Design that draws from its environs and cultural context
I get so upset when I’m home in Kenya and see the proliferation of generic, probably Chinese-made, furniture and fixtures. The materials used are sometimes not suitable for the climate, the aesthetics have no thread (heh!) of cultural relativity and it’s just another example of the wholesale adoption of all things Western without consideration of our identity and local opportunities.
There IS another way. There are people making amazing things that use local materials and draw upon traditional techniques and unique cultural aesthetics. Imagine if more of us appreciated and supported such work. Not only would we help to grow an indigenous industry (and perhaps even help to preserve traditional knowledge and to preserve cultures!) but we’d be adding more ‘colour’ and richness to our daily lives.
To me there’s nothing more enjoyable, inspiring and uplifting than being around passionate people. I advocate doing what you love and loving what you do. This informs my work: it is the mission of my company, Asilia, to work with passionate people and help more people turn their dreams and ideas into a reality. It also involves my blog, Afri-love, which showcases various fruits of passion (mostly to do with creative expression, a very apt conduit), shares the challenges involved and aims to inspire more people, in particular Africans (on the continent as well as in the Diaspora) to drop the drudgery and embrace a new attitude and adventure.
Celebrating African creativity
The continent of my birth is so rich with complexity and the myriad forms and styles of creative expression, traditional and contemporary, reflect that well. I’m always discovering new gems, provocative ideas and exemplary artists, designers, innovators, entrepreneurs and initiatives.

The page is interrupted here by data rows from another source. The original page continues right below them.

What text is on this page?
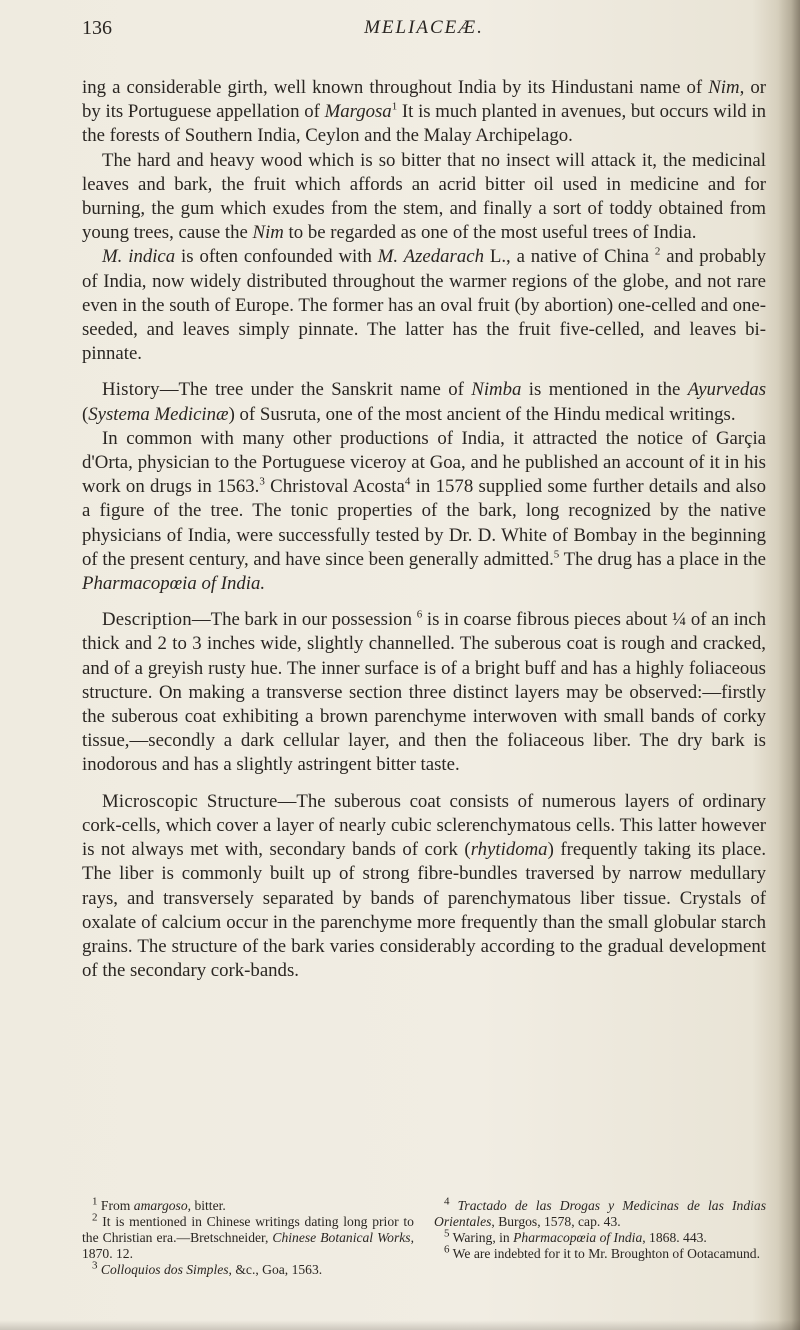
136	MELIACEÆ.

ing a considerable girth, well known throughout India by its Hindustani name of Nim, or by its Portuguese appellation of Margosa$^1$ It is much planted in avenues, but occurs wild in the forests of Southern India, Ceylon and the Malay Archipelago.

The hard and heavy wood which is so bitter that no insect will attack it, the medicinal leaves and bark, the fruit which affords an acrid bitter oil used in medicine and for burning, the gum which exudes from the stem, and finally a sort of toddy obtained from young trees, cause the Nim to be regarded as one of the most useful trees of India.

M. indica is often confounded with M. Azedarach L., a native of China $^2$ and probably of India, now widely distributed throughout the warmer regions of the globe, and not rare even in the south of Europe. The former has an oval fruit (by abortion) one-celled and one-seeded, and leaves simply pinnate. The latter has the fruit five-celled, and leaves bi-pinnate.

History—The tree under the Sanskrit name of Nimba is mentioned in the Ayurvedas (Systema Medicinæ) of Susruta, one of the most ancient of the Hindu medical writings.

In common with many other productions of India, it attracted the notice of Garçia d'Orta, physician to the Portuguese viceroy at Goa, and he published an account of it in his work on drugs in 1563.$^3$ Christoval Acosta$^4$ in 1578 supplied some further details and also a figure of the tree. The tonic properties of the bark, long recognized by the native physicians of India, were successfully tested by Dr. D. White of Bombay in the beginning of the present century, and have since been generally admitted.$^5$ The drug has a place in the Pharmacopœia of India.

Description—The bark in our possession $^6$ is in coarse fibrous pieces about ¼ of an inch thick and 2 to 3 inches wide, slightly channelled. The suberous coat is rough and cracked, and of a greyish rusty hue. The inner surface is of a bright buff and has a highly foliaceous structure. On making a transverse section three distinct layers may be observed:—firstly the suberous coat exhibiting a brown parenchyme interwoven with small bands of corky tissue,—secondly a dark cellular layer, and then the foliaceous liber. The dry bark is inodorous and has a slightly astringent bitter taste.

Microscopic Structure—The suberous coat consists of numerous layers of ordinary cork-cells, which cover a layer of nearly cubic sclerenchymatous cells. This latter however is not always met with, secondary bands of cork (rhytidoma) frequently taking its place. The liber is commonly built up of strong fibre-bundles traversed by narrow medullary rays, and transversely separated by bands of parenchymatous liber tissue. Crystals of oxalate of calcium occur in the parenchyme more frequently than the small globular starch grains. The structure of the bark varies considerably according to the gradual development of the secondary cork-bands.

$^1$ From amargoso, bitter.

$^2$ It is mentioned in Chinese writings dating long prior to the Christian era.—Bretschneider, Chinese Botanical Works, 1870. 12.

$^3$ Colloquios dos Simples, &c., Goa, 1563.

$^4$ Tractado de las Drogas y Medicinas de las Indias Orientales, Burgos, 1578, cap. 43.

$^5$ Waring, in Pharmacopœia of India, 1868. 443.

$^6$ We are indebted for it to Mr. Broughton of Ootacamund.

All these finds help to encourage me in my work and ambitions, as well as excite me about the burgeoning African and Diaspora creative industry. The days of creative professions being seen as non-viable are quickly disappearing and not only does this mean happier people but also, diversification of our markets which means wealth can be spread to a larger group of people.
With Afri-love I share what I discover with the hope that it will have the same or at least some effect on those who I reach.
I think it’s fascinating how people around the world, throughout time, take the time to decorate their bodies, whether this ‘ritual’ of adornment involves body painting and tatooing or wearing jewellery and other accessories. I am inspired by the shapes, colours, textures and ingenuity involved.
The fact that people spend so much time on creating and/or putting on these adornments and how it’s often done with such love, care and attention to intricate detail is one of the wonders of humanity to me! There is something very noble and intrinsically beautiful about it – whether gazing upon a punk or a maasai.